Using remote sensing, process-based crop models, and machine learning to evaluate crop rotations across 20 million hectares in Western Australia

Remote sensing has been widely employed to identify crop types and monitor crop yields on farms. Here, we combine successive seasons of these products to identify crop rotations in each field across 20 million hectares of the Western Australian Wheatbelt. We used the APSIM crop model to define the starting soil water, temperature stresses, biomass, and crop yield to characterize the prevailing agro-environment of that field. These remote sensing data and APSIM crop modeling outputs were then combined, with machine learning, to predict the effect of the complex interaction between agro-environment and crop rotation on wheat yield. Predictions from machine learning are employed to evaluate the benefits or otherwise of crop rotation across Western Australia for every field in the study region.
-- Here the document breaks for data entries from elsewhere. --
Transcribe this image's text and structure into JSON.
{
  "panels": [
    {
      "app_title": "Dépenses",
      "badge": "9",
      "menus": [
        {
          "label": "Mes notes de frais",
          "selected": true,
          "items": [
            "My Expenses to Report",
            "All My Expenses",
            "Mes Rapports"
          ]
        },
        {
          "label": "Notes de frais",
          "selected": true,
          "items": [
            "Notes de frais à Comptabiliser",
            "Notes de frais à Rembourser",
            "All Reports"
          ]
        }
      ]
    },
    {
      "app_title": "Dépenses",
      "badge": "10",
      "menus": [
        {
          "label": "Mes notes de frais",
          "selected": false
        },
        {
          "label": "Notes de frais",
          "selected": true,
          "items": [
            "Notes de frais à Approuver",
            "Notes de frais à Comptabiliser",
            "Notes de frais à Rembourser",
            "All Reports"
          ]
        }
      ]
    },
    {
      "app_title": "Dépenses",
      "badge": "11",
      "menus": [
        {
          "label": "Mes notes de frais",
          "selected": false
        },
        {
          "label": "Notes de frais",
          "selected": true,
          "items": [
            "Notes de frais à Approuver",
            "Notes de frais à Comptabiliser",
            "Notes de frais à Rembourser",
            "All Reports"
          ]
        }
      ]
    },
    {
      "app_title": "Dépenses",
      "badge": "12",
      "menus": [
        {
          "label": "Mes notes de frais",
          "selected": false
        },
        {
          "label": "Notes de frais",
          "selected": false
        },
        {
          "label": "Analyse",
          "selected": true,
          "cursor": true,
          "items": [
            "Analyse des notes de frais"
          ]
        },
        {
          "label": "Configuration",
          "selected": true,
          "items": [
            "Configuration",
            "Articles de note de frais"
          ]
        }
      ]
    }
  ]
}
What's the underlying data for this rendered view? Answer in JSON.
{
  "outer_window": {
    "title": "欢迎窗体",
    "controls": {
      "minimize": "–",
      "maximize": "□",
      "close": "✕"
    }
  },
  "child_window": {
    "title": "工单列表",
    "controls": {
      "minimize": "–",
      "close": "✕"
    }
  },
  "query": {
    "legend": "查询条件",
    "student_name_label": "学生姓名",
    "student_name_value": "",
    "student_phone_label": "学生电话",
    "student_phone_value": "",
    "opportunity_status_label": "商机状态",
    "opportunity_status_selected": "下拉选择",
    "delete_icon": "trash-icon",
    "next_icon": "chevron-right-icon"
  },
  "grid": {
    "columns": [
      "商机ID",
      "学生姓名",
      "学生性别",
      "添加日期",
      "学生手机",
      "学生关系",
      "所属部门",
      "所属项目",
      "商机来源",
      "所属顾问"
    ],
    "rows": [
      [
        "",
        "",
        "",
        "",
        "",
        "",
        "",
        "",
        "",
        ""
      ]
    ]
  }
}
In general, if fields subjected to a wheat-cereal rotation were instead subjected to a wheat-canola rotation, then 68% of these fields were predicted to experience a yield increase of between 0 and 1850 kg ha-1. However, only 28% of fields planted to canola were predicted to have a yield benefit of 200 kg ha-1 or more on the following wheat crops. On average, annual pastures generated a slight yield penalty of 47 kg ha-1 to the following wheat crop. The findings from this study, using crop models, remote sensing, and machine learning, indicate that the benefits of break crops and pastures to farmers is less than the 400 to 600 kg ha-1 benefit commonly reported from field experiments. These management insights could underpin the development of future decision aids or agricultural digital twins for crop management decisions such as crop rotation planning. The approach provides farmers with tangible insights about their production using outputs from crop-based remote sensing and crop modeling.